As for other brands you may want to try, here's a list:
- Yamaha (within the last 20 years)
- Jupiter (within the last 20 years) (yes, they make non-student-level instruments)
- Trevor James
I want to make special mention of a brand that we sold in our store: Di Zhao. Don't be put off by the fact that it's a Chinese instrument. The price-to-sound-quality ratio of these flutes is, in my opinion, unmatched by any other flute brand. In other words, there are better-sounding flutes, and there are less-expensive flutes, but you're not going to find a better-sounding flute at the prices that you'll find Di Zhao.
I would be surprised if the problem was your flute. Leaking pads, the most common issue, will kill your low register but often don't affect the high register as much. (Check that the headjoint cork is in the right place though.)
Carl's answer is good; I have some details I'd like to add:
In general, a high register that sounds bad is probably due to too much tension in your embouchure and airway. It's pretty natural to tighten up and close your throat when reaching for those high notes, but that doesn't help and will make for a shrill, breathy, unpleasant sound.
Practicing harmonics can help. An exercise I learned recently, that has really helped my high register become more open and pure, goes something like this:
Play a long tone on low D. Try to get the note sounding as full and resonant as possible, which means you'll create lots of space inside your mouth and throat.
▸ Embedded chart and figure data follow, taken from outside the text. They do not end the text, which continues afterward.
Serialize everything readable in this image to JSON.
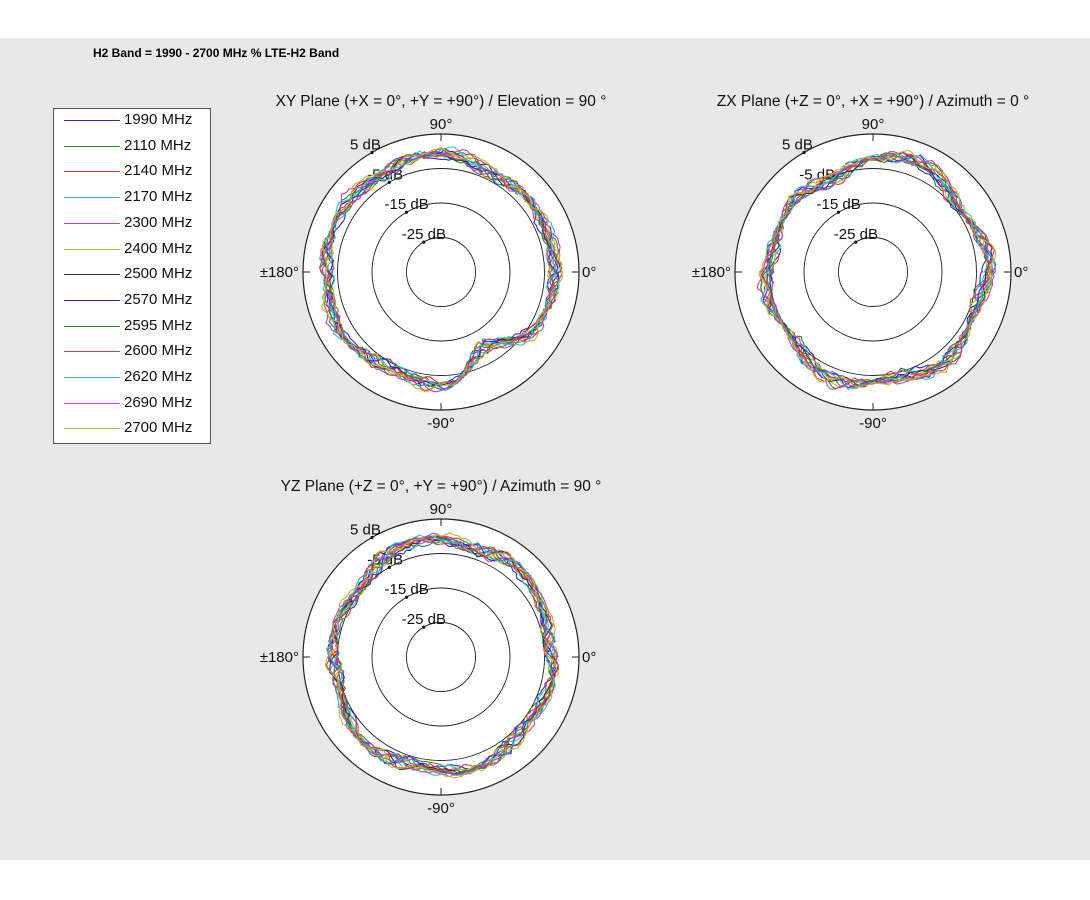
{
  "page": {
    "band_title": "H2 Band = 1990 - 2700 MHz % LTE-H2 Band"
  },
  "legend": [
    {
      "label": "1990 MHz",
      "color": "#2b2bd6"
    },
    {
      "label": "2110 MHz",
      "color": "#2a8a2a"
    },
    {
      "label": "2140 MHz",
      "color": "#e03a3a"
    },
    {
      "label": "2170 MHz",
      "color": "#27c2c2"
    },
    {
      "label": "2300 MHz",
      "color": "#c83ac8"
    },
    {
      "label": "2400 MHz",
      "color": "#b8b82a"
    },
    {
      "label": "2500 MHz",
      "color": "#333333"
    },
    {
      "label": "2570 MHz",
      "color": "#2b2bd6"
    },
    {
      "label": "2595 MHz",
      "color": "#2a8a2a"
    },
    {
      "label": "2600 MHz",
      "color": "#e03a3a"
    },
    {
      "label": "2620 MHz",
      "color": "#27c2c2"
    },
    {
      "label": "2690 MHz",
      "color": "#c83ac8"
    },
    {
      "label": "2700 MHz",
      "color": "#b8b82a"
    }
  ],
  "chart_data": [
    {
      "type": "line",
      "subtype": "polar",
      "title": "XY Plane (+X = 0°, +Y = +90°) / Elevation = 90 °",
      "angle_labels": {
        "top": "90°",
        "bottom": "-90°",
        "left": "±180°",
        "right": "0°"
      },
      "radial_ticks": [
        "5 dB",
        "-5 dB",
        "-15 dB",
        "-25 dB"
      ],
      "rlim": [
        -35,
        5
      ],
      "grid": true,
      "series_envelope_db": {
        "nominal": -1.5,
        "angles_deg": [
          0,
          30,
          60,
          90,
          120,
          150,
          180,
          210,
          240,
          270,
          300,
          330
        ],
        "level_db": [
          -1,
          -3,
          -2,
          -1.5,
          -1,
          -2,
          -1,
          -2,
          -2.5,
          -3,
          -9,
          -4
        ]
      }
    },
    {
      "type": "line",
      "subtype": "polar",
      "title": "ZX Plane (+Z = 0°, +X = +90°) / Azimuth = 0 °",
      "angle_labels": {
        "top": "90°",
        "bottom": "-90°",
        "left": "±180°",
        "right": "0°"
      },
      "radial_ticks": [
        "5 dB",
        "-5 dB",
        "-15 dB",
        "-25 dB"
      ],
      "rlim": [
        -35,
        5
      ],
      "grid": true,
      "series_envelope_db": {
        "nominal": -3,
        "angles_deg": [
          0,
          30,
          60,
          90,
          120,
          150,
          180,
          210,
          240,
          270,
          300,
          330
        ],
        "level_db": [
          -2,
          -3,
          -1.5,
          -1.5,
          -6,
          -4,
          -5,
          -4,
          -3,
          -2.5,
          -2.5,
          -2.5
        ]
      }
    },
    {
      "type": "line",
      "subtype": "polar",
      "title": "YZ Plane (+Z = 0°, +Y = +90°) / Azimuth = 90 °",
      "angle_labels": {
        "top": "90°",
        "bottom": "-90°",
        "left": "±180°",
        "right": "0°"
      },
      "radial_ticks": [
        "5 dB",
        "-5 dB",
        "-15 dB",
        "-25 dB"
      ],
      "rlim": [
        -35,
        5
      ],
      "grid": true,
      "series_envelope_db": {
        "nominal": -2,
        "angles_deg": [
          0,
          30,
          60,
          90,
          120,
          150,
          180,
          210,
          240,
          270,
          300,
          330
        ],
        "level_db": [
          -3,
          -2,
          -1.5,
          -1,
          -2,
          -4,
          -4,
          -3,
          -2,
          -2,
          -2,
          -3
        ]
      }
    }
  ]
}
Now, WITHOUT MOVING OR CHANGING ANYTHING, not your fingers or your embouchure, try to play up the octave to middle D. It's possible - the trick is to just slightly increase the pressure of your airstream. Engage those core muscles and use your diaphragm!
Once your harmonic middle D is secure, try for the A above that, then the 3rd octave D.
If you need to "cheat", use your lower lip to do so. Everything else stays put. The point is to practice maintaining that space inside your mouth and throat.
Try other notes for your fundamental, and practice them the same way - slowly work your way up the harmonic series, as far as you can go without tensing or forcing anything.
Hopefully that will help, but a good teacher will be able to offer you more specific and personalized advice, seek one out if you can.